Terdangar gumam warga bagaikan kuur panjang. Wajah-wajah mereka
terperanjat, terperangah. Pemuda itu benar Raja Delo.
Syukur
dofu Mahimo se jou ngon moi-moi. No bantu fangare rai. Gatibe se fangare na
janji te Mahimo, fangare akan toa, sobai se sojum joungon ilmu se rahasia
ngolo. Joungon no aku pake ena sari rezeki toma ngolo. (Terima kasih banyak Mahimo
dan kalian semua. Kalian telah membantu saya. Seperti janji saya kepada Mahimo, saya akan berikan, perlihatkan
dan menunjukkan pada kalian ilmu dan rahasia laut.)
Seharian itu, Raja Delo di Kampung Tomalou, menunaikan
janjinya. Sedari pagi hingga dini hari. Dia berinteraksi dengan Mahimo dan para tetua, para pemuka
kampung. Mengajari mereka ilmu dan rahasia laut.
Sebelum fajar Raja Delo mohon diri, kembali ke kerajaannya.
Kerajaan laut.
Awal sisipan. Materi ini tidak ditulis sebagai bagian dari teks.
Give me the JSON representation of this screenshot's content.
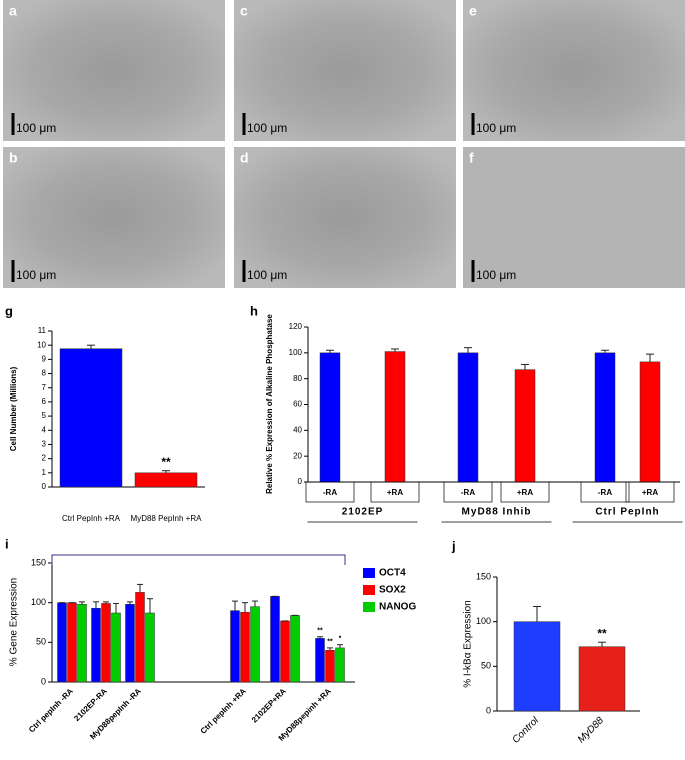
{
  "micrographs": [
    {
      "label": "a",
      "scale": "100 μm"
    },
    {
      "label": "c",
      "scale": "100 μm"
    },
    {
      "label": "e",
      "scale": "100 μm"
    },
    {
      "label": "b",
      "scale": "100 μm"
    },
    {
      "label": "d",
      "scale": "100 μm"
    },
    {
      "label": "f",
      "scale": "100 μm"
    }
  ],
  "chart_data": [
    {
      "panel": "g",
      "type": "bar",
      "ylabel": "Cell Number (Millions)",
      "categories": [
        "Ctrl PepInh +RA",
        "MyD88 PepInh +RA"
      ],
      "values": [
        9.75,
        1.0
      ],
      "errors": [
        0.25,
        0.15
      ],
      "colors": [
        "#0000ff",
        "#ff0000"
      ],
      "ylim": [
        0,
        11
      ],
      "yticks": [
        0,
        1,
        2,
        3,
        4,
        5,
        6,
        7,
        8,
        9,
        10,
        11
      ],
      "annotations": [
        "**"
      ]
    },
    {
      "panel": "h",
      "type": "bar",
      "ylabel": "Relative % Expression of  Alkaline Phosphatase",
      "categories": [
        "-RA",
        "+RA",
        "-RA",
        "+RA",
        "-RA",
        "+RA"
      ],
      "groups": [
        "2102EP",
        "MyD88  Inhib",
        "Ctrl PepInh"
      ],
      "values": [
        100,
        101,
        100,
        87,
        100,
        93
      ],
      "errors": [
        2,
        2,
        4,
        4,
        2,
        6
      ],
      "colors": [
        "#0000ff",
        "#ff0000",
        "#0000ff",
        "#ff0000",
        "#0000ff",
        "#ff0000"
      ],
      "ylim": [
        0,
        120
      ],
      "yticks": [
        0,
        20,
        40,
        60,
        80,
        100,
        120
      ]
    },
    {
      "panel": "i",
      "type": "bar",
      "ylabel": "% Gene Expression",
      "categories": [
        "Ctrl pepInh -RA",
        "2102EP-RA",
        "MyD88pepInh -RA",
        "Ctrl pepInh +RA",
        "2102EP+RA",
        "MyD88pepinh +RA"
      ],
      "series": [
        {
          "name": "OCT4",
          "color": "#0000ff",
          "values": [
            100,
            93,
            98,
            90,
            108,
            55
          ],
          "errors": [
            0,
            8,
            3,
            12,
            0,
            2
          ]
        },
        {
          "name": "SOX2",
          "color": "#ff0000",
          "values": [
            100,
            99,
            113,
            88,
            77,
            40
          ],
          "errors": [
            0,
            2,
            10,
            12,
            0,
            3
          ]
        },
        {
          "name": "NANOG",
          "color": "#00cc00",
          "values": [
            98,
            87,
            87,
            95,
            84,
            43
          ],
          "errors": [
            3,
            12,
            18,
            7,
            0,
            4
          ]
        }
      ],
      "ylim": [
        0,
        150
      ],
      "yticks": [
        0,
        50,
        100,
        150
      ],
      "annotations": [
        "**",
        "**",
        "*"
      ]
    },
    {
      "panel": "j",
      "type": "bar",
      "ylabel": "% I-kBα Expression",
      "categories": [
        "Control",
        "MyD88"
      ],
      "values": [
        100,
        72
      ],
      "errors": [
        17,
        5
      ],
      "colors": [
        "#1f3dff",
        "#e8201a"
      ],
      "ylim": [
        0,
        150
      ],
      "yticks": [
        0,
        50,
        100,
        150
      ],
      "annotations": [
        "**"
      ]
    }
  ]
}
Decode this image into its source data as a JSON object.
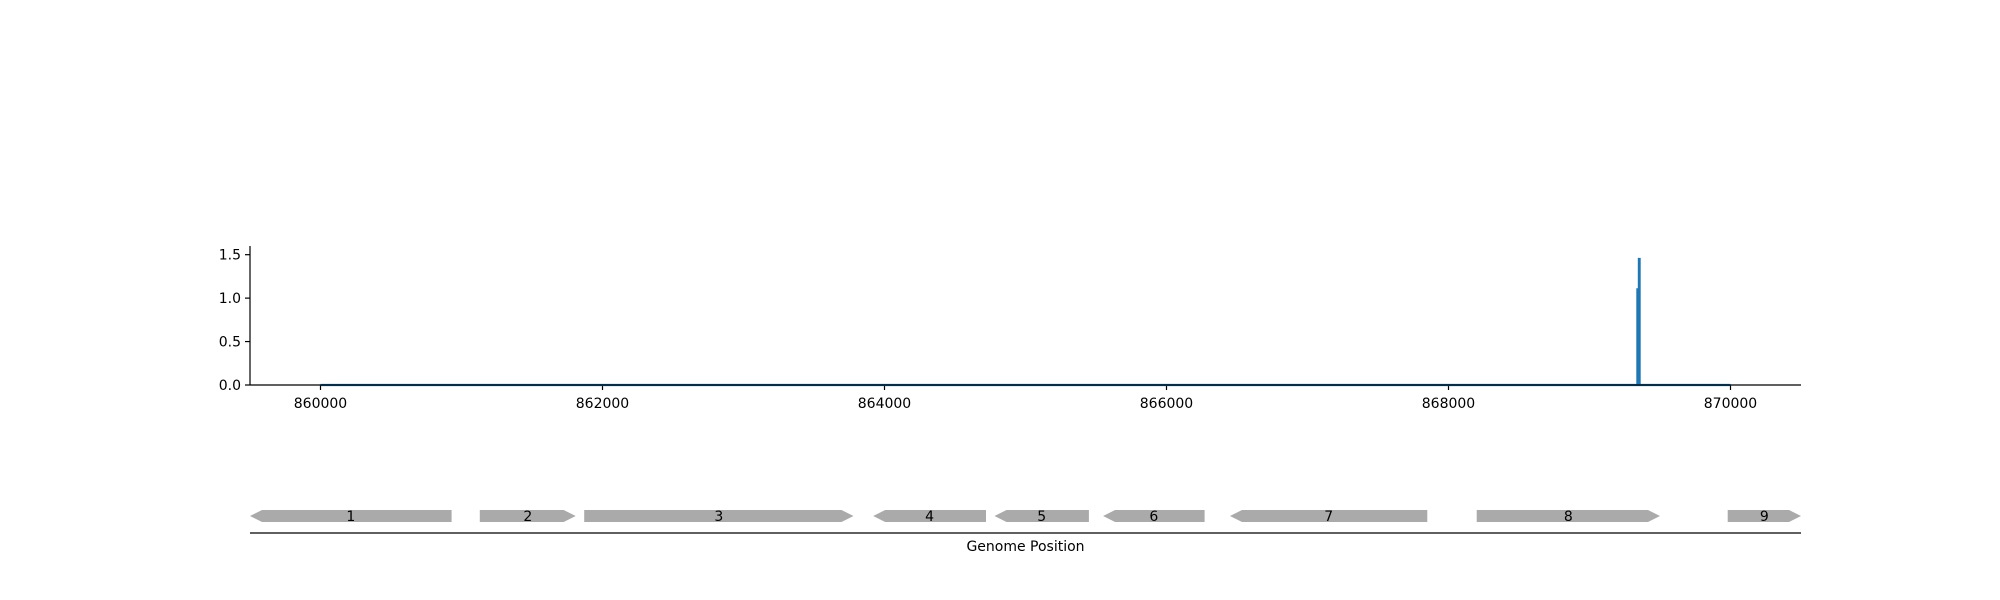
{
  "colors": {
    "line": "#1f77b4",
    "gene": "#aaaaaa",
    "axis": "#000000"
  },
  "chart_data": [
    {
      "type": "line",
      "title": "",
      "xlabel": "",
      "ylabel": "",
      "xlim": [
        859500,
        870500
      ],
      "ylim": [
        0,
        1.6
      ],
      "xticks": [
        860000,
        862000,
        864000,
        866000,
        868000,
        870000
      ],
      "xtick_labels": [
        "860000",
        "862000",
        "864000",
        "866000",
        "868000",
        "870000"
      ],
      "yticks": [
        0,
        0.5,
        1,
        1.5
      ],
      "ytick_labels": [
        "0.0",
        "0.5",
        "1.0",
        "1.5"
      ],
      "grid": false,
      "series": [
        {
          "x": [
            860000,
            869340,
            869340,
            869345,
            869345,
            869350,
            869350,
            869355,
            869355,
            869360,
            869360,
            870000
          ],
          "values": [
            0,
            0,
            1.1,
            1.1,
            0,
            0,
            1.45,
            1.45,
            0,
            0,
            0,
            0
          ]
        }
      ]
    },
    {
      "type": "gene-track",
      "xlabel": "Genome Position",
      "xlim": [
        859500,
        870500
      ],
      "genes": [
        {
          "label": "1",
          "start": 859500,
          "end": 860930,
          "strand": "-"
        },
        {
          "label": "2",
          "start": 861130,
          "end": 861810,
          "strand": "+"
        },
        {
          "label": "3",
          "start": 861870,
          "end": 863780,
          "strand": "+"
        },
        {
          "label": "4",
          "start": 863920,
          "end": 864720,
          "strand": "-"
        },
        {
          "label": "5",
          "start": 864780,
          "end": 865450,
          "strand": "-"
        },
        {
          "label": "6",
          "start": 865550,
          "end": 866270,
          "strand": "-"
        },
        {
          "label": "7",
          "start": 866450,
          "end": 867850,
          "strand": "-"
        },
        {
          "label": "8",
          "start": 868200,
          "end": 869500,
          "strand": "+"
        },
        {
          "label": "9",
          "start": 869980,
          "end": 870500,
          "strand": "+"
        }
      ]
    }
  ]
}
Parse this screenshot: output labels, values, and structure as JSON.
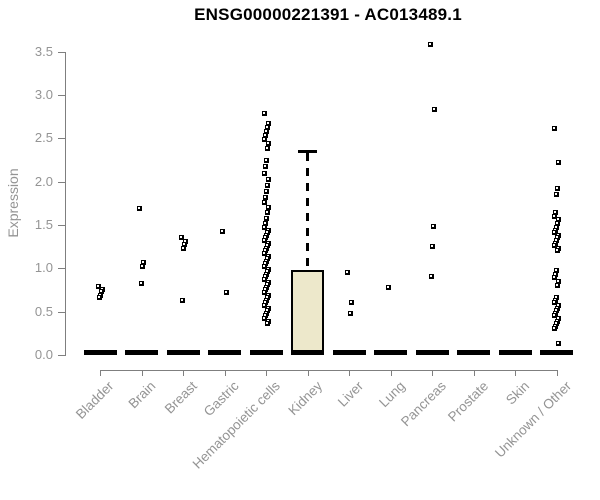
{
  "chart_data": {
    "type": "box",
    "title": "ENSG00000221391 - AC013489.1",
    "ylabel": "Expression",
    "ylim": [
      0,
      3.6
    ],
    "y_ticks": [
      "0.0",
      "0.5",
      "1.0",
      "1.5",
      "2.0",
      "2.5",
      "3.0",
      "3.5"
    ],
    "grid": false,
    "legend": "none",
    "categories": [
      "Bladder",
      "Brain",
      "Breast",
      "Gastric",
      "Hematopoietic cells",
      "Kidney",
      "Liver",
      "Lung",
      "Pancreas",
      "Prostate",
      "Skin",
      "Unknown / Other"
    ],
    "medians_at_zero": true,
    "boxes": [
      {
        "category": "Kidney",
        "q1": 0,
        "median": 0,
        "q3": 0.98,
        "whisker_high": 2.36
      }
    ],
    "points": {
      "Bladder": [
        0.79,
        0.76,
        0.73,
        0.69,
        0.66
      ],
      "Brain": [
        1.69,
        1.07,
        1.02,
        0.82
      ],
      "Breast": [
        1.35,
        1.31,
        1.27,
        1.23,
        0.63
      ],
      "Gastric": [
        1.42,
        0.72
      ],
      "Hematopoietic cells": [
        2.79,
        2.67,
        2.62,
        2.58,
        2.53,
        2.49,
        2.44,
        2.38,
        2.24,
        2.17,
        2.1,
        2.03,
        1.96,
        1.89,
        1.82,
        1.76,
        1.7,
        1.64,
        1.58,
        1.52,
        1.47,
        1.44,
        1.41,
        1.38,
        1.35,
        1.32,
        1.29,
        1.26,
        1.23,
        1.2,
        1.17,
        1.14,
        1.11,
        1.08,
        1.05,
        1.02,
        0.99,
        0.96,
        0.93,
        0.9,
        0.87,
        0.84,
        0.81,
        0.78,
        0.75,
        0.72,
        0.69,
        0.66,
        0.63,
        0.6,
        0.57,
        0.54,
        0.51,
        0.48,
        0.45,
        0.42,
        0.39,
        0.36
      ],
      "Kidney": [],
      "Liver": [
        0.95,
        0.6,
        0.48
      ],
      "Lung": [
        0.78
      ],
      "Pancreas": [
        3.58,
        2.83,
        1.48,
        1.25,
        0.9
      ],
      "Prostate": [],
      "Skin": [],
      "Unknown / Other": [
        2.61,
        2.22,
        1.92,
        1.85,
        1.64,
        1.6,
        1.56,
        1.52,
        1.47,
        1.44,
        1.41,
        1.38,
        1.35,
        1.32,
        1.29,
        1.26,
        1.23,
        1.2,
        0.97,
        0.93,
        0.89,
        0.85,
        0.8,
        0.66,
        0.63,
        0.6,
        0.57,
        0.54,
        0.51,
        0.48,
        0.45,
        0.42,
        0.39,
        0.36,
        0.33,
        0.3,
        0.13
      ]
    },
    "colors": {
      "box_fill": "#EDE8CB",
      "marker": "#000000",
      "axis_text": "#949494",
      "axis_line": "#7f7f7f",
      "title_text": "#000000"
    }
  }
}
Tapi dia sempat berpesan, tak ubahnya pidato perpisahan.
Sonyinga
laha-laha mega yang fangare toa. Pake se so amal ena. Toma saat alu moi, jongon
nage bolo nage yo ho toma ngolo bolo no side, no sari rezeki. Jou ngon musti no
yakin, jou ngon ge fangare na irasai, gati ge yali se fangare na bala. (Ingatlah baik-baik apa yang saya berikan. Gunakan dan
amalkanlah. Pada suatu saat, di antara kalian ke laut atau berlayar, mencari
rezeki. Kalian harus yakin, kalian adalah sahabat terkasih saya, begitupun sahabat
terkasih rakyat di kerjaan saya).
Lantas Raja Delo pamit, tetapi dia sililoa (bermohon) tak ada
satu pun di antara warga yang boleh mengantarnya ke pantai. Majlis berdiri,
mengantarnya hanya sampai tepi jalan. Raja Delo melangkah tegap ke arah rerapat
pohon dan menghilang dalam gelap. Majlis pun bubar.
Pagi cerah. Mahimo
berdiri di atas batuan pantai yang menjorok ke laut, di tanjung Akedoe. Satu
dua Camar terbang rendah di atas laut tenang dan riak arus kerlap kerlip oleh
matahari pagi.
Mahimo melempar pandangan ke Pulau Mare hijau biru dank ke lautan
terbuka yang tak berbatas. Dia seperti mencari-cari dimanakah letak istana Raja
Delo.
Sejak itu, laut seolah rumah kedua bagi generasi Tomalou.
Mereka seolah mengenali sifat dan gerak angin, arus, ombak, Seolah bisa
berdialog dengan bintang-bintang di langit untuk meminta petunjuk arah terbaik bagi
haluan pelayaran. Seolah bisa bercerita dengan ikan-ikan, karang, lamun.
Mereka mengenali laut sama halnya mengenali darat, mengenali ruang-ruang di
rumah mereka sendiri.
Abad-abad berlalu membentuk Tomalou menjadi komunitas nelayan,
perkampungan nelayan, bahkan komunitas pelaut. Meraka adalah Ngofa Ngolo — Anak laut, generasi laut.
Higga sekarang pun. [msd]
Sofyan Daud
Desember 2019 – Februari 2020
Catatan: Akan diadakan pembetulan seperlu, jika tokoh berkompien dari komunitas pemilik egenda ini meminta, menyarankannya.